Hey to all my devwatchers and anyone else who stumbles in here. Just a little bit of an update on my end. As of now, I'm pretty well throwing in the towel on my erotic works and possibly 3D in general. This is a decision I've been dwelling on for a while now and have come to the conclusion it's time for me to move on. I've been going at 3D rendering for going on several years now, with most of my time devoted to erotic and pinup works. I think my thing is I'm ready to pursue other hobbies and be with my family more. The erotic side of rendering just doesn't seem to have the spark for me it did a long time ago, and I feel there's no sense in me doing things if I'm not totally feeling it.

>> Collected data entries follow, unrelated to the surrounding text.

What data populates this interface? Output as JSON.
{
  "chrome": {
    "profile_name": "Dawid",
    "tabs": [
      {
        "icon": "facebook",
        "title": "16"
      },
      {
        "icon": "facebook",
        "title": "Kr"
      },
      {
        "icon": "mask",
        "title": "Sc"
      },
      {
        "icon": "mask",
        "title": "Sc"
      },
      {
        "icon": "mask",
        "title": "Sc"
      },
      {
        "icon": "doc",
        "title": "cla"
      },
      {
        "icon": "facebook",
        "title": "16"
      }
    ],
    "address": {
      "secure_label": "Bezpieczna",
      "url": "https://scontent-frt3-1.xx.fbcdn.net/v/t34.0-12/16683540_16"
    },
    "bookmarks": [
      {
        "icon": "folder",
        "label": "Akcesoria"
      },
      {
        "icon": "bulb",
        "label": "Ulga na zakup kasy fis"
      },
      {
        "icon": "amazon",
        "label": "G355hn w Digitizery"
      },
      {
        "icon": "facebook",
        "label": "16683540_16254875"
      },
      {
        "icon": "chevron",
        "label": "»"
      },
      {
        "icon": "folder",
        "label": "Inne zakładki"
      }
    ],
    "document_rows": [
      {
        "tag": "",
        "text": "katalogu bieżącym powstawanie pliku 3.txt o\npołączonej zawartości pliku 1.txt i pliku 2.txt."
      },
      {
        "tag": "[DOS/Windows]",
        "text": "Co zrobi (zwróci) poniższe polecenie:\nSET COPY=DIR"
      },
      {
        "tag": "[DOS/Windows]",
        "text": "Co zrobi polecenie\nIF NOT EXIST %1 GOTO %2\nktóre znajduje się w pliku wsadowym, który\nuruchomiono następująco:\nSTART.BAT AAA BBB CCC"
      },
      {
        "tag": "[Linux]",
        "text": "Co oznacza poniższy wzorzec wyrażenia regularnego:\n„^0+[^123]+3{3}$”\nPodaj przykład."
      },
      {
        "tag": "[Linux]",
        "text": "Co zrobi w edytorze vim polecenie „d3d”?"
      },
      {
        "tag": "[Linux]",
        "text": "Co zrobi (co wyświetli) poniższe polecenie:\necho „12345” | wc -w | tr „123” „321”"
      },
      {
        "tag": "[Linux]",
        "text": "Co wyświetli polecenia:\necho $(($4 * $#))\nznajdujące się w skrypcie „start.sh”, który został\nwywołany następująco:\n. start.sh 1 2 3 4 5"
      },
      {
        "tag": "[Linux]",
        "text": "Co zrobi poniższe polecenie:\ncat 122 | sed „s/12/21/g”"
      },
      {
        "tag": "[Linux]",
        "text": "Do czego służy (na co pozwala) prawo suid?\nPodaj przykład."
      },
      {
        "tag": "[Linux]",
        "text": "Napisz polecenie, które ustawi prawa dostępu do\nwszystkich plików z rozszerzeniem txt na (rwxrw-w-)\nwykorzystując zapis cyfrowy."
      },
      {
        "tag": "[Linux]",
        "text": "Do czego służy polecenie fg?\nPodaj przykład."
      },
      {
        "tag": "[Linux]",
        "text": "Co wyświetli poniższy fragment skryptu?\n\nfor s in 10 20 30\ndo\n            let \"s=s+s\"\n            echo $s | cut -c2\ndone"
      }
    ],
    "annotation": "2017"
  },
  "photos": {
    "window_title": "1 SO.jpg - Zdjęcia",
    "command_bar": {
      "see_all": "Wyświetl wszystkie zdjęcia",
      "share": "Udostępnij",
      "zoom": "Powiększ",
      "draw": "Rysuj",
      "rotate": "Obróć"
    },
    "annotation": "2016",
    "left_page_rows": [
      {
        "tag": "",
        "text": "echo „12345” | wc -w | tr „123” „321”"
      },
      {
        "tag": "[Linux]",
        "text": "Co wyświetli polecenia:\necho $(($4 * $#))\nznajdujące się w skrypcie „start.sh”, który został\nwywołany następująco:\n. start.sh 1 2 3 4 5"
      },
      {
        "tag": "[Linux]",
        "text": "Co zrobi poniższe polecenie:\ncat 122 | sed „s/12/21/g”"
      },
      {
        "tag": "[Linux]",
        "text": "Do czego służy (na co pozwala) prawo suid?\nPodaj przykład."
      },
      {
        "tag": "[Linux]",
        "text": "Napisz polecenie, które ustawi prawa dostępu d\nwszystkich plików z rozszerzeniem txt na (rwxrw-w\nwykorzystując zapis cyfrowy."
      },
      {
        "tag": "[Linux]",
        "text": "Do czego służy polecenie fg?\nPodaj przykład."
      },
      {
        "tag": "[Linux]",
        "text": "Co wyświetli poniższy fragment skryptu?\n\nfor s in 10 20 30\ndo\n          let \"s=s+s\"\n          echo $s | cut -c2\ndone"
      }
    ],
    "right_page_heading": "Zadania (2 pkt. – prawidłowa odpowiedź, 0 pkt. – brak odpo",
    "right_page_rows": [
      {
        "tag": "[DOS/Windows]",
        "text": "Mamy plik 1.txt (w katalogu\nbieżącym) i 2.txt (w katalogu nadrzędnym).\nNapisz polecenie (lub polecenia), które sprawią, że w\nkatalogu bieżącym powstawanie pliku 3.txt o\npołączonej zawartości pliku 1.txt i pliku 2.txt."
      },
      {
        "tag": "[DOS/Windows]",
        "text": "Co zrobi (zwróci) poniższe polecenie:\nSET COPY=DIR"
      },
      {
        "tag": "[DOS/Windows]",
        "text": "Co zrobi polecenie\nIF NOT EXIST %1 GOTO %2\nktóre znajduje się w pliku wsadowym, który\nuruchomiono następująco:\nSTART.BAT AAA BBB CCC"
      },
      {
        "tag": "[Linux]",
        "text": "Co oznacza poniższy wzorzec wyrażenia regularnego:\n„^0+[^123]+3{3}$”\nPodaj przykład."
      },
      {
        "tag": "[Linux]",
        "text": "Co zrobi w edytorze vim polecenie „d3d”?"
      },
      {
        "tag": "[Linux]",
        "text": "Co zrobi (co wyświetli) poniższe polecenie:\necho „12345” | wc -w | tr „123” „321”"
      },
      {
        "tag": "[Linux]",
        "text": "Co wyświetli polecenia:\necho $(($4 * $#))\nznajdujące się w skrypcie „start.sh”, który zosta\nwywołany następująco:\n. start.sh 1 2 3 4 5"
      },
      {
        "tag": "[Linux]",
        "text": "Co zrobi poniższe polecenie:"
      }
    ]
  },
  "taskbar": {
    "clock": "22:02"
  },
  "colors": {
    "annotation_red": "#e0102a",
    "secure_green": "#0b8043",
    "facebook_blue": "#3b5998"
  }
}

I've been finding myself running dry of inspiration over the last half year or so, and I've devoted way too much time into this, while not enough time with my family. It really was fun but i think it's just time I do other things. I won't ever stop doing 3D work, but if I do have time to do things for myself, it won't be erotic stuff like what you're used to seeing from me and I probably won't post any more stuff to deviantArt from this point out, just personal projects. Afterall, let's admit, we're here for the erotic stuff, not boring models lol.
I do have to say I've learned a great deal of stuff doing this, and feel maybe I might use the skills for other things. Right now though, I'm looking into other things I used to enjoy doing before, but put off because most of my time was dedicated to this, plus a lot of time I've missed with my family because of the late nights and time throughout the day spent doing this.
I'm sure everyone will understand and if you feel the need to remove me from the watch, that's totally understandable. I will leave my account active since I do have a lot of pieces here that some may enjoy looking at later down the road. I will also still check in from time to time, but the 3D train stops here. I will also be jumping ship on my blog but it will stay as it is either until google cuts it down or it just disappears.
Thanks again to all the good people I've met for the good times and inspirations. You know who you are.